What is predictor_dl_model?
predictor_dl_model is a suite of offline processes to forecast traffic inventory. The suite contains the following modules. More information is included in the module’s directory.
- datagen: This module generates factdata table which contains traffic data.
- trainer: This module builds and trains a deep learning model based on the factdata table.
- pipeline: This module processes factdata table into training-ready data which is used to train the neural network. a. Main-ts only modifies the structure the raw data, does not remove any data. b. Pre-cluster denoises(new)/removes individual uckeys and prepare them for clustering c. Cluster creates clusters and denoises/removes clusters d. Distribution records the relationship between virtual-uckey and uckey e. Norm normalizes attributes f. Tfrecords, save data into tfrecords format
Prerequisites
Cluster: Spark 2.3/HDFS 2.7/YARN 2.3/MapReduce 2.7/Hive 1.2 Driver: Python 3.6, Spark Client 2.3, HDFS Client, tensorflow-gpu 1.10
To install dependencies run: pip install -r requirements.txt
Install and Run
- Download the blue-martin/models project
- Transfer the predictor_dl_model directory to ~/code/predictor_dl_model/ on a GPU machine which also has Spark Client.
- cd predictor_dl_model
- pip install -r requirements.txt to install required packages. These packages are install on top of python using pip.

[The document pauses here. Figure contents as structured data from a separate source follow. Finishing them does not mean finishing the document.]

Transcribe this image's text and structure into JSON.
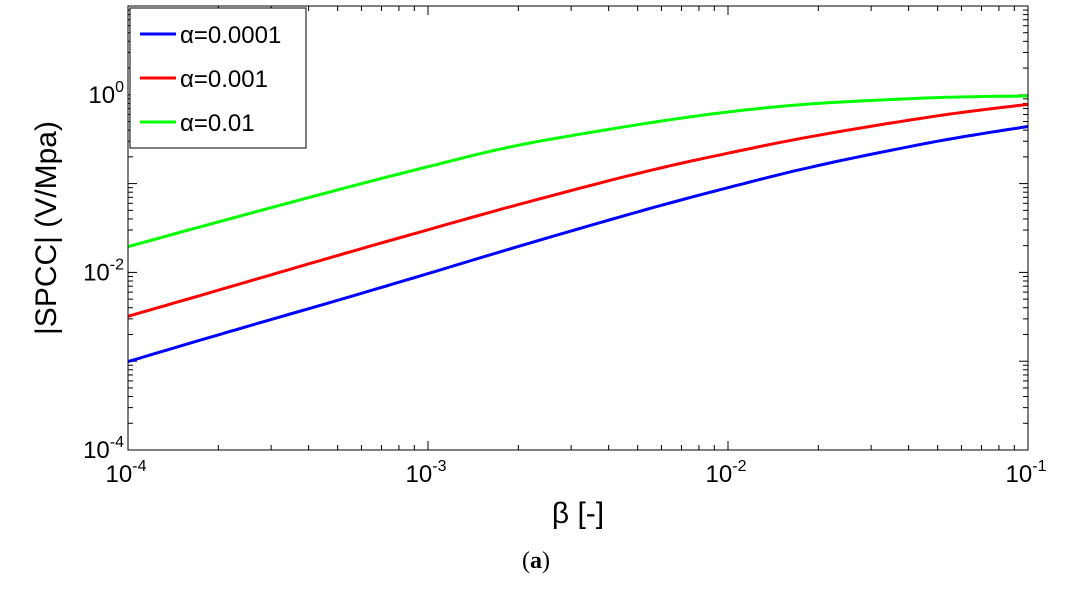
{
  "caption": {
    "open": "(",
    "letter": "a",
    "close": ")"
  },
  "chart_data": {
    "type": "line",
    "xlabel": "β [-]",
    "ylabel": "|SPCC| (V/Mpa)",
    "xscale": "log",
    "yscale": "log",
    "xlim": [
      0.0001,
      0.1
    ],
    "ylim": [
      0.0001,
      10
    ],
    "x_ticks": [
      {
        "base": "10",
        "exp": "-4"
      },
      {
        "base": "10",
        "exp": "-3"
      },
      {
        "base": "10",
        "exp": "-2"
      },
      {
        "base": "10",
        "exp": "-1"
      }
    ],
    "y_ticks": [
      {
        "base": "10",
        "exp": "-4"
      },
      {
        "base": "10",
        "exp": "-2"
      },
      {
        "base": "10",
        "exp": "0"
      }
    ],
    "legend_position": "top-left",
    "series": [
      {
        "name": "α=0.0001",
        "color": "#0000ff",
        "x": [
          0.0001,
          0.0002,
          0.0005,
          0.001,
          0.002,
          0.005,
          0.01,
          0.02,
          0.05,
          0.1
        ],
        "y": [
          0.00099,
          0.00198,
          0.00485,
          0.0097,
          0.0196,
          0.048,
          0.09,
          0.16,
          0.3,
          0.44
        ]
      },
      {
        "name": "α=0.001",
        "color": "#ff0000",
        "x": [
          0.0001,
          0.0002,
          0.0005,
          0.001,
          0.002,
          0.005,
          0.01,
          0.02,
          0.05,
          0.1
        ],
        "y": [
          0.0032,
          0.0063,
          0.0155,
          0.0302,
          0.058,
          0.13,
          0.22,
          0.35,
          0.58,
          0.78
        ]
      },
      {
        "name": "α=0.01",
        "color": "#00ff00",
        "x": [
          0.0001,
          0.0002,
          0.0005,
          0.001,
          0.002,
          0.005,
          0.01,
          0.02,
          0.05,
          0.1
        ],
        "y": [
          0.0195,
          0.037,
          0.085,
          0.155,
          0.27,
          0.46,
          0.64,
          0.8,
          0.93,
          0.97
        ]
      }
    ]
  }
}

- python setup install (to install predictor_dl_model package)
- (optional) python set_up.py bdist_egg (to create .egg file to provide to spark-submit)
- Follow the steps in ~/code/predictor_dl_model/datagen/README.md to generate data
- Go to directory ~/code/predictor_dl_model/predictor_dl_model
- Run run.sh or each script individually
Documentation
Documentation is provided through comments in config.yml and README files
Note
saved_model_cli show --dir <model_dir>/ --all